KEINDAHAN alur sungai berbatu khas pegunungan dan sebuah tebing tinggi menjulang menjadi latar belakang elok perhelatan upacara adat warga Desa Pendoworejo, Girimulyo, Kulonprogo, DI Yogyakarta. Tradisi Saparan di Bendung Kayangan yang telah menjadi tradisi tahunan turun-temurun ini kembali digelar, Rabu (2/1).
Upacara ini dilaksanakan untuk mengenang dan menghargai jasa Mbah Bei Kayangan yang oleh warga setempat dianggap sebagai cikal bakal Dusun Kayangan. Tokoh ini pula yang telah membangun bendungan yang saat ini dikenal sebagai Bendung Kayangan.
Tradisi merti Bendung Kayangan yang disebut juga dengan Tradisi Kembul Sewu Dulur Saparan Rebo Pungkasan Bendung Kayangan ini digelar setiap tahun.
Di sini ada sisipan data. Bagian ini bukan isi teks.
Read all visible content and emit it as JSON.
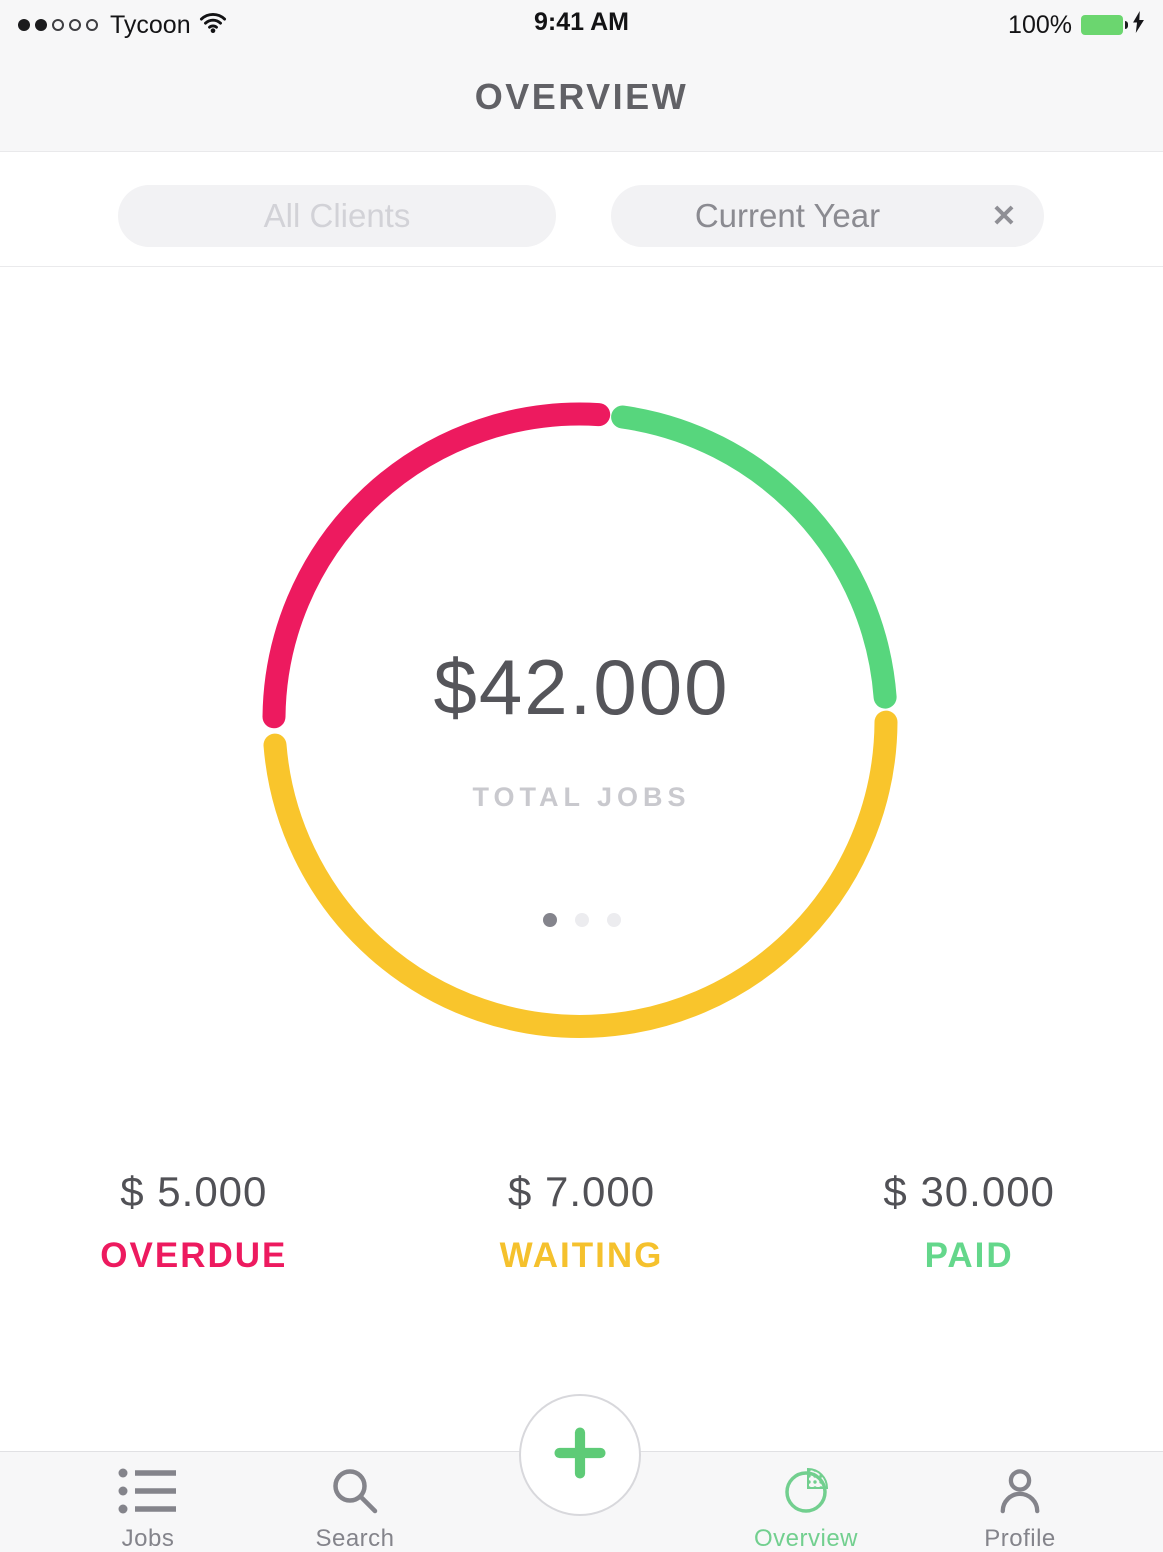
{
  "status_bar": {
    "carrier": "Tycoon",
    "time": "9:41 AM",
    "battery_percent": "100%",
    "battery_color": "#6bd66f",
    "signal_filled": 2,
    "signal_total": 5
  },
  "header": {
    "title": "OVERVIEW"
  },
  "filters": {
    "client_filter": "All Clients",
    "period_filter": "Current Year",
    "clear_icon": "✕"
  },
  "chart_data": {
    "type": "pie",
    "style": "donut-ring",
    "center_value": "$42.000",
    "center_label": "TOTAL JOBS",
    "total": 42000,
    "legend_position": "below",
    "series": [
      {
        "name": "PAID",
        "value": 30000,
        "color": "#57d67d",
        "start_deg": 8.0,
        "end_deg": 85.7
      },
      {
        "name": "WAITING",
        "value": 7000,
        "color": "#f9c52c",
        "start_deg": 90.4,
        "end_deg": 265.3
      },
      {
        "name": "OVERDUE",
        "value": 5000,
        "color": "#ed1a5f",
        "start_deg": 270.6,
        "end_deg": 363.5
      }
    ],
    "ring": {
      "radius": 306,
      "stroke_width": 23
    },
    "carousel": {
      "dot_count": 3,
      "active_index": 0
    }
  },
  "stats": [
    {
      "amount": "$ 5.000",
      "label": "OVERDUE",
      "color": "#ed1a5f"
    },
    {
      "amount": "$ 7.000",
      "label": "WAITING",
      "color": "#f5c12d"
    },
    {
      "amount": "$ 30.000",
      "label": "PAID",
      "color": "#64d78b"
    }
  ],
  "tab_bar": {
    "items": [
      {
        "label": "Jobs",
        "icon": "list-icon",
        "active": false
      },
      {
        "label": "Search",
        "icon": "search-icon",
        "active": false
      },
      {
        "label": "Overview",
        "icon": "pie-chart-icon",
        "active": true
      },
      {
        "label": "Profile",
        "icon": "profile-icon",
        "active": false
      }
    ],
    "add_button_icon": "plus-icon",
    "active_color": "#72cf8f"
  }
}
Dengan waktu pelaksanaan pada hari Rabu terakhir (pungkasan) di bulan Sapar.
Acara merti bendungan ini dilaksanakan dengan setidaknya melibatkan 12 dusun di sekitarnya. Diantaranya Dusun Gunturan, Njetis, Ngrancah, Kepek, Turusan, Tileng, Banaran, Kalingiwo, dan Krikil. Saat pelaksanaan, warga berduyun-duyun datang ke lokasi bendungan dengan mengusung tenong (wadah dari bambu) berisi aneka makanan yang akan digunakan untuk kenduri dan makan bersama.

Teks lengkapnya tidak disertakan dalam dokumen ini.